Ils ne manquent pourtant pas non plus d’appétits. Peu après les premières arrestations effectuées par des policiers gülenistes en décembre 2013, une vidéo  a été postée sur internet, censée montrer un haut responsable de l’AKP pris en flagrant délit (Aburrhaman Dilipak, un célèbre éditorialiste pro-Erdogan, prétend qu’il existerait au moins quarante autres vidéos pareillement « truquées »). Des conversations téléphoniques de Gülen ont également été divulguées, que des millions de gens ont pu entendre. Dans l’une d’elles, il décide quelle entreprise turque bénéficiera d’un contrat offert par un gouvernement étranger. Dans un autre enregistrement, Gülen et l’un de ses acolytes discutent de la probabilité que trois de leurs « amis » (c’est-à-dire des gülenistes), haut placés dans l’organisme turc de régulation bancaire, protègent une banque liée au mouvement, la Bank Asya, contre toute investigation du pouvoir central. (Peu de temps après cette fuite, les trois officiels en question ont été remerciés.) Tout cela paraît très éloigné de l’image cultivée par Gülen : celle du sage frugal se soignant paisiblement dans les collines de Pennsylvanie.
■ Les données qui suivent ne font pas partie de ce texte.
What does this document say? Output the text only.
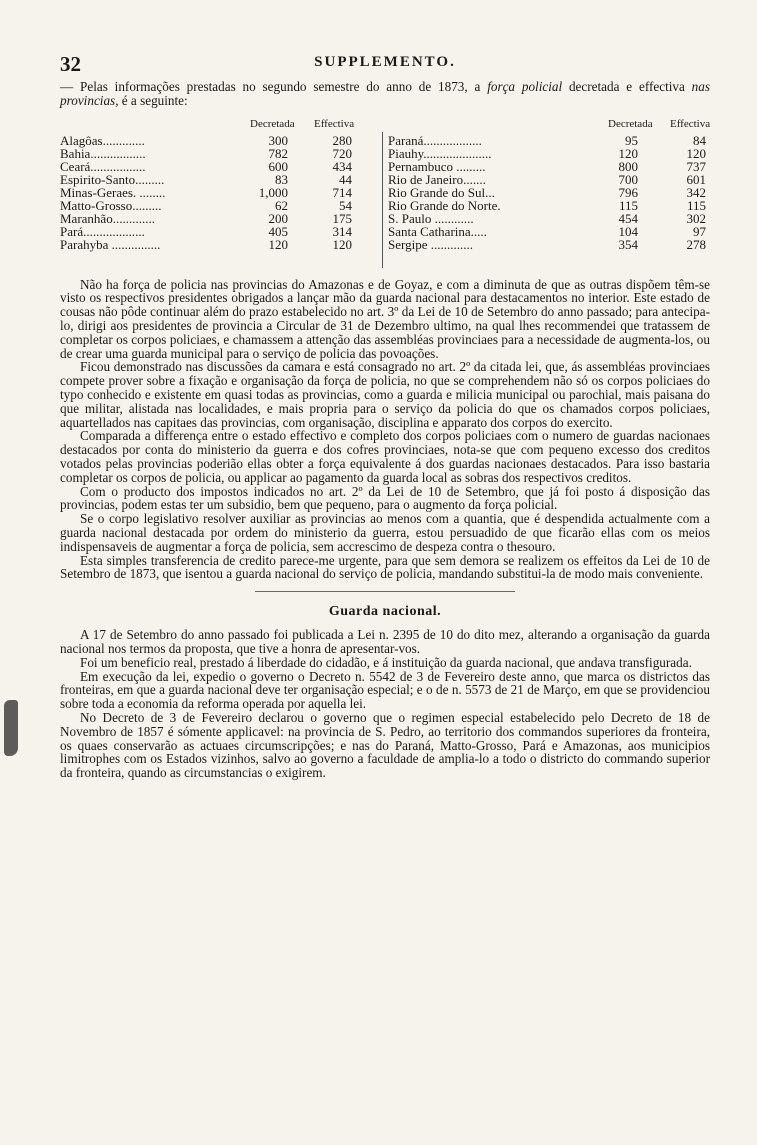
32	SUPPLEMENTO.

— Pelas informações prestadas no segundo semestre do anno de 1873, a força policial decretada e effectiva nas provincias, é a seguinte:

Decretada Effectiva
Alagôas.............	300	280
Bahia.................	782	720
Ceará.................	600	434
Espirito-Santo.........	83	44
Minas-Geraes. ........	1,000	714
Matto-Grosso.........	62	54
Maranhão.............	200	175
Pará...................	405	314
Parahyba ...............	120	120
Decretada Effectiva
Paraná..................	95	84
Piauhy.....................	120	120
Pernambuco .........	800	737
Rio de Janeiro.......	700	601
Rio Grande do Sul...	796	342
Rio Grande do Norte.	115	115
S. Paulo ............	454	302
Santa Catharina.....	104	97
Sergipe .............	354	278

Não ha força de policia nas provincias do Amazonas e de Goyaz, e com a diminuta de que as outras dispõem têm-se visto os respectivos presidentes obrigados a lançar mão da guarda nacional para destacamentos no interior. Este estado de cousas não pôde continuar além do prazo estabelecido no art. 3º da Lei de 10 de Setembro do anno passado; para antecipa-lo, dirigi aos presidentes de provincia a Circular de 31 de Dezembro ultimo, na qual lhes recommendei que tratassem de completar os corpos policiaes, e chamassem a attenção das assembléas provinciaes para a necessidade de augmenta-los, ou de crear uma guarda municipal para o serviço de policia das povoações.

Ficou demonstrado nas discussões da camara e está consagrado no art. 2º da citada lei, que, ás assembléas provinciaes compete prover sobre a fixação e organisação da força de policia, no que se comprehendem não só os corpos policiaes do typo conhecido e existente em quasi todas as provincias, como a guarda e milicia municipal ou parochial, mais paisana do que militar, alistada nas localidades, e mais propria para o serviço da policia do que os chamados corpos policiaes, aquartellados nas capitaes das provincias, com organisação, disciplina e apparato dos corpos do exercito.

Comparada a differença entre o estado effectivo e completo dos corpos policiaes com o numero de guardas nacionaes destacados por conta do ministerio da guerra e dos cofres provinciaes, nota-se que com pequeno excesso dos creditos votados pelas provincias poderião ellas obter a força equivalente á dos guardas nacionaes destacados. Para isso bastaria completar os corpos de policia, ou applicar ao pagamento da guarda local as sobras dos respectivos creditos.

Com o producto dos impostos indicados no art. 2º da Lei de 10 de Setembro, que já foi posto á disposição das provincias, podem estas ter um subsidio, bem que pequeno, para o augmento da força policial.

Se o corpo legislativo resolver auxiliar as provincias ao menos com a quantia, que é despendida actualmente com a guarda nacional destacada por ordem do ministerio da guerra, estou persuadido de que ficarão ellas com os meios indispensaveis de augmentar a força de policia, sem accrescimo de despeza contra o thesouro.

Esta simples transferencia de credito parece-me urgente, para que sem demora se realizem os effeitos da Lei de 10 de Setembro de 1873, que isentou a guarda nacional do serviço de policia, mandando substitui-la de modo mais conveniente.

Guarda nacional.

A 17 de Setembro do anno passado foi publicada a Lei n. 2395 de 10 do dito mez, alterando a organisação da guarda nacional nos termos da proposta, que tive a honra de apresentar-vos.

Foi um beneficio real, prestado á liberdade do cidadão, e á instituição da guarda nacional, que andava transfigurada.

Em execução da lei, expedio o governo o Decreto n. 5542 de 3 de Fevereiro deste anno, que marca os districtos das fronteiras, em que a guarda nacional deve ter organisação especial; e o de n. 5573 de 21 de Março, em que se providenciou sobre toda a economia da reforma operada por aquella lei.

No Decreto de 3 de Fevereiro declarou o governo que o regimen especial estabelecido pelo Decreto de 18 de Novembro de 1857 é sómente applicavel: na provincia de S. Pedro, ao territorio dos commandos superiores da fronteira, os quaes conservarão as actuaes circumscripções; e nas do Paraná, Matto-Grosso, Pará e Amazonas, aos municipios limitrophes com os Estados vizinhos, salvo ao governo a faculdade de amplia-lo a todo o districto do commando superior da fronteira, quando as circumstancias o exigirem.
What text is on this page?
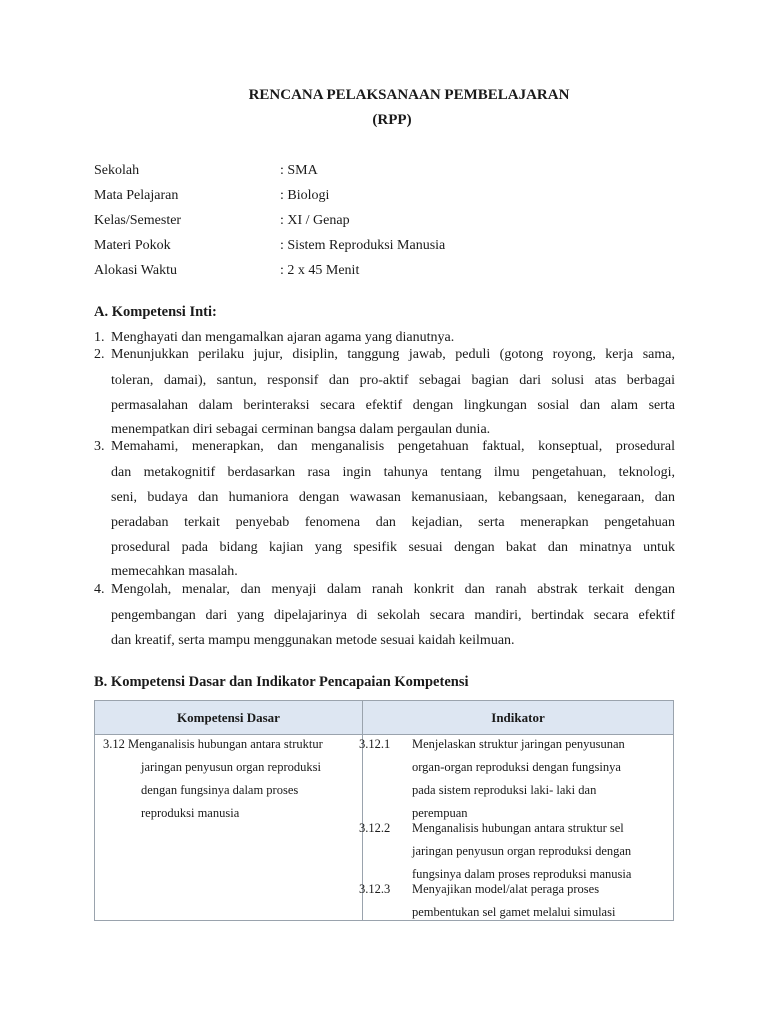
RENCANA PELAKSANAAN PEMBELAJARAN
(RPP)
Sekolah	: SMA
Mata Pelajaran	: Biologi
Kelas/Semester	: XI / Genap
Materi Pokok	: Sistem Reproduksi Manusia
Alokasi Waktu	: 2 x 45 Menit
A. Kompetensi Inti:
1. Menghayati dan mengamalkan ajaran agama yang dianutnya.
2. Menunjukkan perilaku jujur, disiplin, tanggung jawab, peduli (gotong royong, kerja sama,
toleran, damai), santun, responsif dan pro-aktif sebagai bagian dari solusi atas berbagai
permasalahan dalam berinteraksi secara efektif dengan lingkungan sosial dan alam serta
menempatkan diri sebagai cerminan bangsa dalam pergaulan dunia.
3. Memahami, menerapkan, dan menganalisis pengetahuan faktual, konseptual, prosedural
dan metakognitif berdasarkan rasa ingin tahunya tentang ilmu pengetahuan, teknologi,
seni, budaya dan humaniora dengan wawasan kemanusiaan, kebangsaan, kenegaraan, dan
peradaban terkait penyebab fenomena dan kejadian, serta menerapkan pengetahuan
prosedural pada bidang kajian yang spesifik sesuai dengan bakat dan minatnya untuk
memecahkan masalah.
4. Mengolah, menalar, dan menyaji dalam ranah konkrit dan ranah abstrak terkait dengan
pengembangan dari yang dipelajarinya di sekolah secara mandiri, bertindak secara efektif
dan kreatif, serta mampu menggunakan metode sesuai kaidah keilmuan.
B. Kompetensi Dasar dan Indikator Pencapaian Kompetensi
Kompetensi Dasar	Indikator
3.12 Menganalisis hubungan antara struktur
jaringan penyusun organ reproduksi
dengan fungsinya dalam proses
reproduksi manusia
3.12.1 Menjelaskan struktur jaringan penyusunan
organ-organ reproduksi dengan fungsinya
pada sistem reproduksi laki- laki dan
perempuan
3.12.2 Menganalisis hubungan antara struktur sel
jaringan penyusun organ reproduksi dengan
fungsinya dalam proses reproduksi manusia
3.12.3 Menyajikan model/alat peraga proses
pembentukan sel gamet melalui simulasi
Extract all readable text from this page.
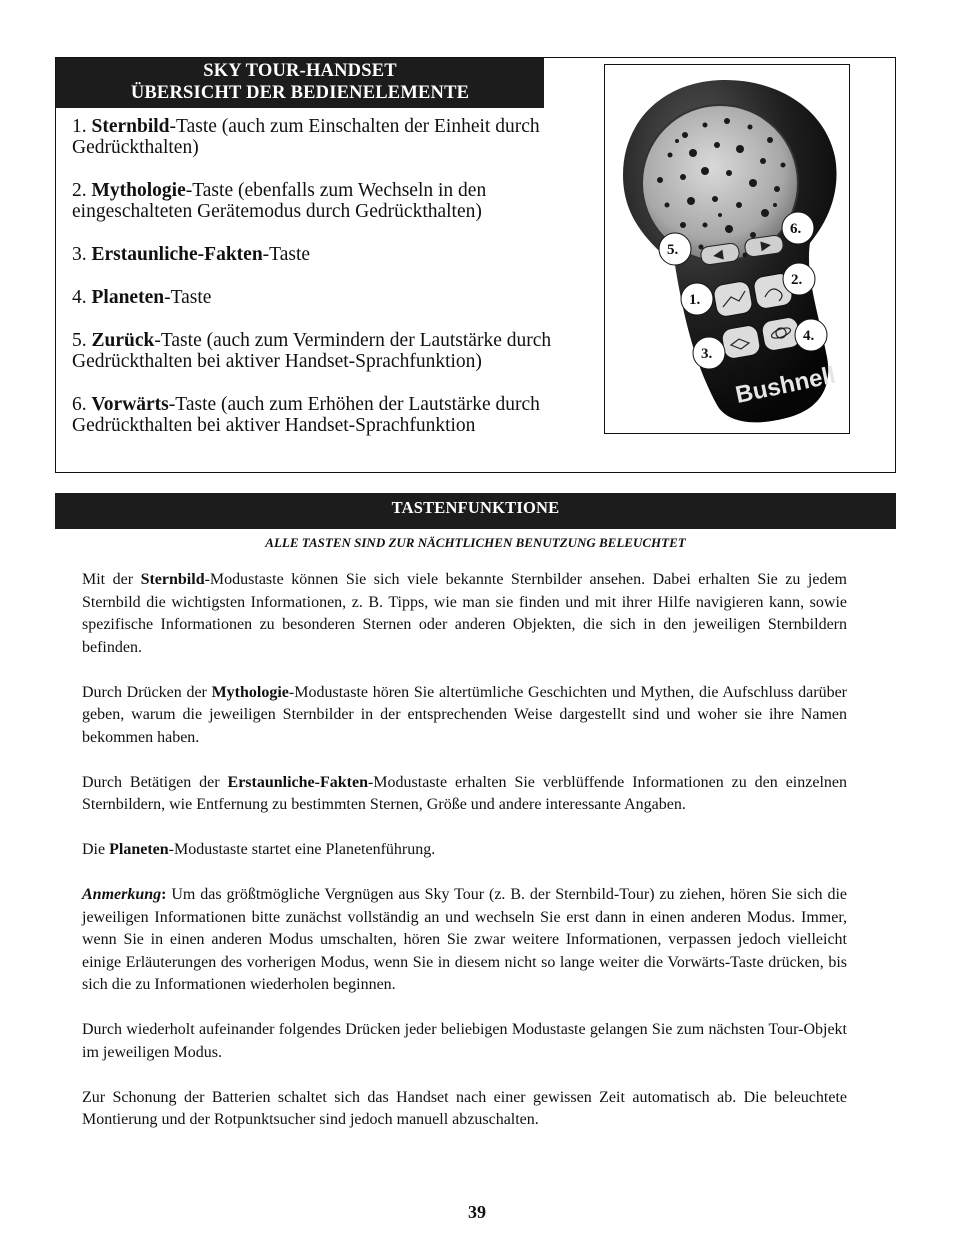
SKY TOUR-HANDSET
ÜBERSICHT DER BEDIENELEMENTE

1. Sternbild-Taste (auch zum Einschalten der Einheit durch Gedrückthalten)

2. Mythologie-Taste (ebenfalls zum Wechseln in den eingeschalteten Gerätemodus durch Gedrückthalten)

3. Erstaunliche-Fakten-Taste

4. Planeten-Taste

5. Zurück-Taste (auch zum Vermindern der Lautstärke durch Gedrückthalten bei aktiver Handset-Sprachfunktion)

6. Vorwärts-Taste (auch zum Erhöhen der Lautstärke durch Gedrückthalten bei aktiver Handset-Sprachfunktion

Bushnell
5.
6.
2.
1.
4.
3.
TASTENFUNKTIONE
ALLE TASTEN SIND ZUR NÄCHTLICHEN BENUTZUNG BELEUCHTET

Mit der Sternbild-Modustaste können Sie sich viele bekannte Sternbilder ansehen. Dabei erhalten Sie zu jedem Sternbild die wichtigsten Informationen, z. B. Tipps, wie man sie finden und mit ihrer Hilfe navigieren kann, sowie spezifische Informationen zu besonderen Sternen oder anderen Objekten, die sich in den jeweiligen Sternbildern befinden.

Durch Drücken der Mythologie-Modustaste hören Sie altertümliche Geschichten und Mythen, die Aufschluss darüber geben, warum die jeweiligen Sternbilder in der entsprechenden Weise dargestellt sind und woher sie ihre Namen bekommen haben.

Durch Betätigen der Erstaunliche-Fakten-Modustaste erhalten Sie verblüffende Informationen zu den einzelnen Sternbildern, wie Entfernung zu bestimmten Sternen, Größe und andere interessante Angaben.

Die Planeten-Modustaste startet eine Planetenführung.

Anmerkung: Um das größtmögliche Vergnügen aus Sky Tour (z. B. der Sternbild-Tour) zu ziehen, hören Sie sich die jeweiligen Informationen bitte zunächst vollständig an und wechseln Sie erst dann in einen anderen Modus. Immer, wenn Sie in einen anderen Modus umschalten, hören Sie zwar weitere Informationen, verpassen jedoch vielleicht einige Erläuterungen des vorherigen Modus, wenn Sie in diesem nicht so lange weiter die Vorwärts-Taste drücken, bis sich die zu Informationen wiederholen beginnen.

Durch wiederholt aufeinander folgendes Drücken jeder beliebigen Modustaste gelangen Sie zum nächsten Tour-Objekt im jeweiligen Modus.

Zur Schonung der Batterien schaltet sich das Handset nach einer gewissen Zeit automatisch ab. Die beleuchtete Montierung und der Rotpunktsucher sind jedoch manuell abzuschalten.

39
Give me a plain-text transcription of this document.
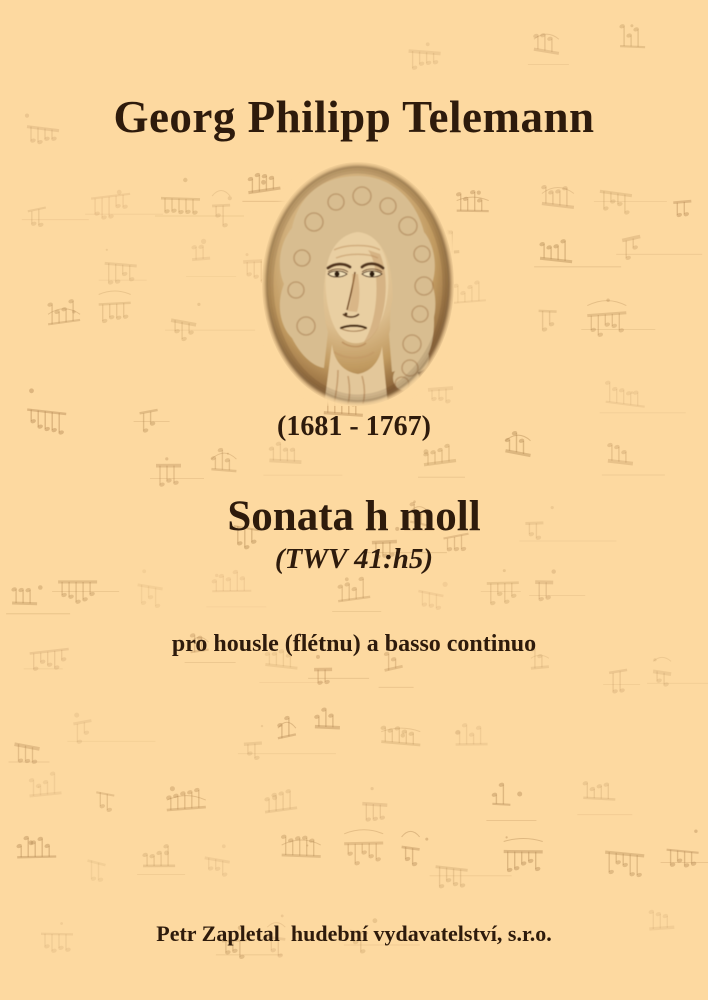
Georg Philipp Telemann
(1681 - 1767)
Sonata h moll
(TWV 41:h5)
pro housle (flétnu) a basso continuo
Petr Zapletal  hudební vydavatelství, s.r.o.
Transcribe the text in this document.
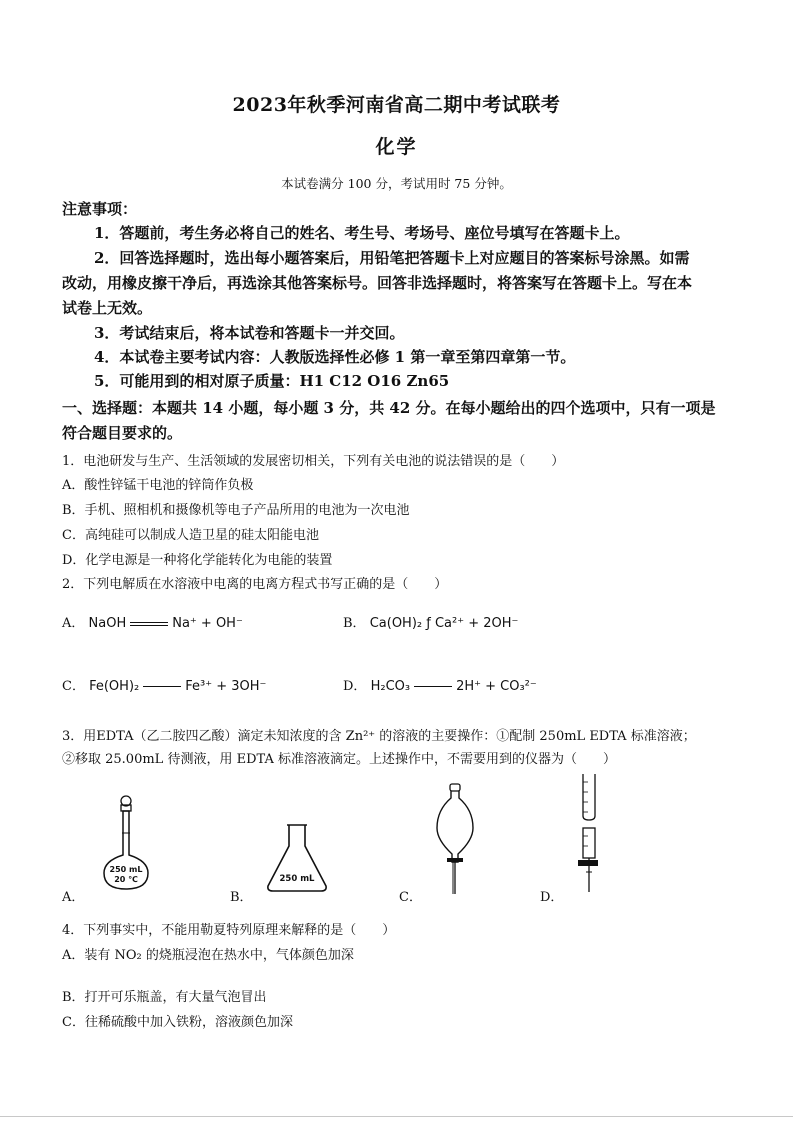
2023年秋季河南省高二期中考试联考
化学
本试卷满分 100 分，考试用时 75 分钟。
注意事项：
1．答题前，考生务必将自己的姓名、考生号、考场号、座位号填写在答题卡上。
2．回答选择题时，选出每小题答案后，用铅笔把答题卡上对应题目的答案标号涂黑。如需
改动，用橡皮擦干净后，再选涂其他答案标号。回答非选择题时，将答案写在答题卡上。写在本
试卷上无效。
3．考试结束后，将本试卷和答题卡一并交回。
4．本试卷主要考试内容：人教版选择性必修 1 第一章至第四章第一节。
5．可能用到的相对原子质量：H1 C12 O16 Zn65
一、选择题：本题共 14 小题，每小题 3 分，共 42 分。在每小题给出的四个选项中，只有一项是
符合题目要求的。
1．电池研发与生产、生活领域的发展密切相关，下列有关电池的说法错误的是（　　）
A．酸性锌锰干电池的锌筒作负极
B．手机、照相机和摄像机等电子产品所用的电池为一次电池
C．高纯硅可以制成人造卫星的硅太阳能电池
D．化学电源是一种将化学能转化为电能的装置
2．下列电解质在水溶液中电离的电离方程式书写正确的是（　　）
A． NaOH	Na⁺ + OH⁻	B． Ca(OH)₂ ƒ Ca²⁺ + 2OH⁻
C． Fe(OH)₂	Fe³⁺ + 3OH⁻	D． H₂CO₃	2H⁺ + CO₃²⁻
3．用EDTA（乙二胺四乙酸）滴定未知浓度的含 Zn²⁺ 的溶液的主要操作：①配制 250mL EDTA 标准溶液；
②移取 25.00mL 待测液，用 EDTA 标准溶液滴定。上述操作中，不需要用到的仪器为（　　）
250 mL
20 ℃
A．
250 mL
B．	C．	D．
4．下列事实中，不能用勒夏特列原理来解释的是（　　）
A．装有 NO₂ 的烧瓶浸泡在热水中，气体颜色加深
B．打开可乐瓶盖，有大量气泡冒出
C．往稀硫酸中加入铁粉，溶液颜色加深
Cet affrontement, dont le ton est dicté depuis le sommet, ne connaît aucune limite. Erdogan refuse de prononcer le nom de Gülen en public – mais quand il parle de « faux prophètes, devins, et pseudo-sages bidon », sa cible est claire. Quant à Gülen, dans l’un des fréquents sermons diffusés de son domicile, qui touchent un vaste public en Turquie grâce aux chaines de télévision gülenistes et à Internet, le prédicateur en exil a récemment lancé une malédiction contre ses ennemis, conjurant Dieu d’« anéantir leurs maisons par le feu, de détruire leurs nids, de rompre leurs alliances ». Les médias gülenistes ont si bien multiplié leurs accusations contre la corruption gouvernementale à très grande échelle – notamment le trucage de contrats de travaux publics et la violation des lois d’urbanisme – qu’elles restent gravées dans les esprits. Le 24 février 2014, l’enregistrement de conversations téléphoniques entre le Premier ministre et son fils Bilal organisant la dissimulation de dizaines de millions d’euros a été posté sur YouTube. Erdogan a dénoncé ces enregistrements comme des faux – mais la vidéo en question avait été vue quelque deux millions de fois vingt-quatre heures après avoir été mise en ligne. Même si les purges d’Erdogan dans la justice et la police ont pour résultat la cessation des poursuites (d’autant que certains de ses alliés sont protégés par leur immunité parlementaire), on ne voit pas comment le gouvernement pourrait reconquérir sa réputation de probité.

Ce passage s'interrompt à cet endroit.